Das Bundesjustizministerium hat einen Gesetzentwurf vorgelegt, mit dem sogenannte Feindeslisten oder das Outing politischer Gegner bestraft werden sollen. Die Konturen des Entwurfs sind noch sehr unscharf, meint Christian Rath.
Seit zwei Jahren wird über die Strafbarkeit von sogenannten Feindeslisten diskutiert. Anlass waren Listen, die vor allem in rechtsextremen Kreisen zirkulieren, etwa eine Liste unter dem Titel #WirKriegenEuchAlle, die rund 200 Namen umfasste.
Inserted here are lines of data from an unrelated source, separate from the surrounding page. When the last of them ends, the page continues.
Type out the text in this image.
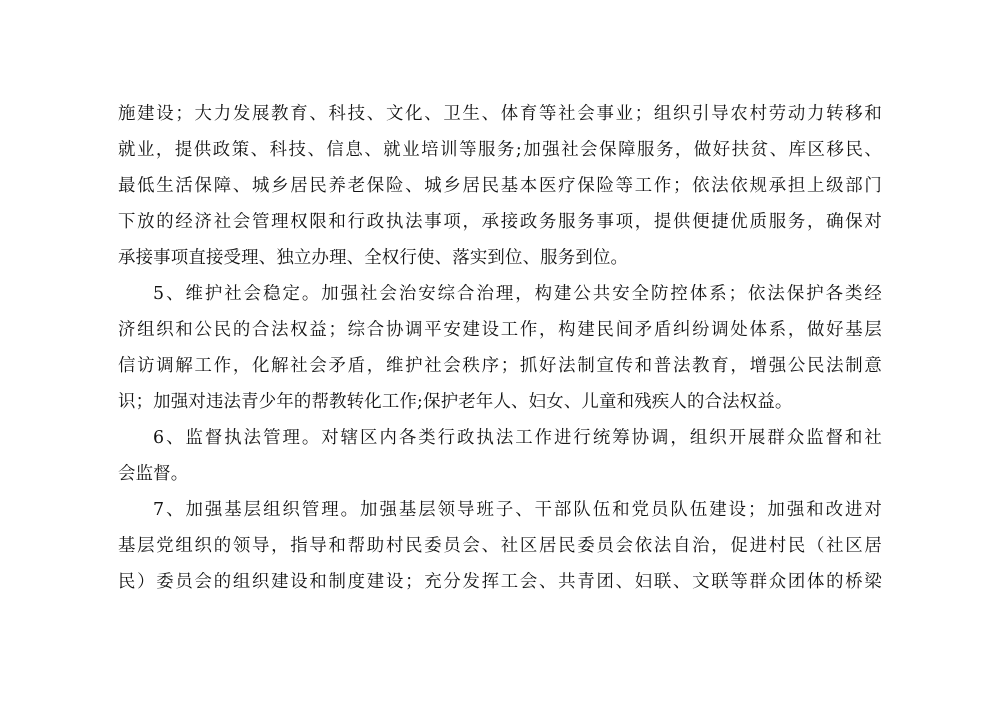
施建设；大力发展教育、科技、文化、卫生、体育等社会事业；组织引导农村劳动力转移和
就业，提供政策、科技、信息、就业培训等服务;加强社会保障服务，做好扶贫、库区移民、
最低生活保障、城乡居民养老保险、城乡居民基本医疗保险等工作；依法依规承担上级部门
下放的经济社会管理权限和行政执法事项，承接政务服务事项，提供便捷优质服务，确保对
承接事项直接受理、独立办理、全权行使、落实到位、服务到位。
5、维护社会稳定。加强社会治安综合治理，构建公共安全防控体系；依法保护各类经
济组织和公民的合法权益；综合协调平安建设工作，构建民间矛盾纠纷调处体系，做好基层
信访调解工作，化解社会矛盾，维护社会秩序；抓好法制宣传和普法教育，增强公民法制意
识；加强对违法青少年的帮教转化工作;保护老年人、妇女、儿童和残疾人的合法权益。
6、监督执法管理。对辖区内各类行政执法工作进行统筹协调，组织开展群众监督和社
会监督。
7、加强基层组织管理。加强基层领导班子、干部队伍和党员队伍建设；加强和改进对
基层党组织的领导，指导和帮助村民委员会、社区居民委员会依法自治，促进村民（社区居
民）委员会的组织建设和制度建设；充分发挥工会、共青团、妇联、文联等群众团体的桥梁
Das Bundeskriminalamt (BKA) forderte als erstes die Schaffung eines neuen Straftatbestands, der dann auch das "Outing" politischer Gegner umfassen müsse, wie es die Antifa regelmäßig praktiziert. Innenminister Horst Seehofer (CSU) unterstützte die BKA-Forderung.
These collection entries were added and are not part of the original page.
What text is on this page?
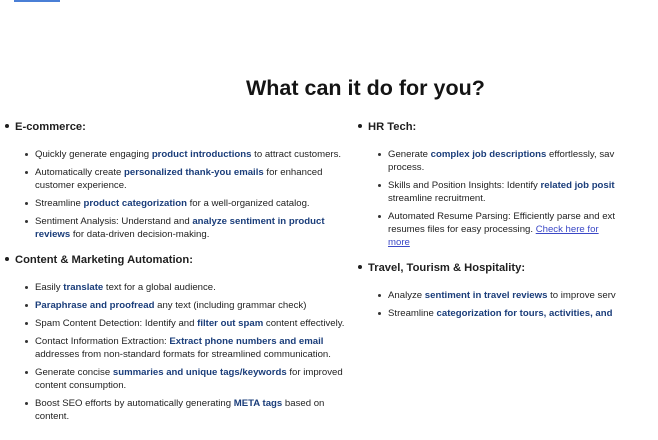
What can it do for you?
E-commerce:
Quickly generate engaging product introductions to attract customers.
Automatically create personalized thank-you emails for enhanced customer experience.
Streamline product categorization for a well-organized catalog.
Sentiment Analysis: Understand and analyze sentiment in product reviews for data-driven decision-making.
Content & Marketing Automation:
Easily translate text for a global audience.
Paraphrase and proofread any text (including grammar check)
Spam Content Detection: Identify and filter out spam content effectively.
Contact Information Extraction: Extract phone numbers and email addresses from non-standard formats for streamlined communication.
Generate concise summaries and unique tags/keywords for improved content consumption.
Boost SEO efforts by automatically generating META tags based on content.
HR Tech:
Generate complex job descriptions effortlessly, sav process.
Skills and Position Insights: Identify related job posit streamline recruitment.
Automated Resume Parsing: Efficiently parse and ext resumes files for easy processing. Check here for more
Travel, Tourism & Hospitality:
Analyze sentiment in travel reviews to improve serv
Streamline categorization for tours, activities, and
Im Gesetzentwurf gegen Hasskriminalität und Rechtsextremismus fehlte dann jedoch ein entsprechendes neues Delikt. Die CDU/CSU protestierte und forderte Nachbesserungen. Der Koalitionspartner SPD zeigte sich offen, bestand jedoch wegen der möglichen Gefahr für die Meinungsfreiheit auf einer gründlichen Prüfung. Die Rechtspolitiker der Koalition einigten sich dann, dass das Bundesministerium der Justiz und für Verbraucherschutz (BMJV) im Herbst 2020 einen Entwurf vorlegen solle.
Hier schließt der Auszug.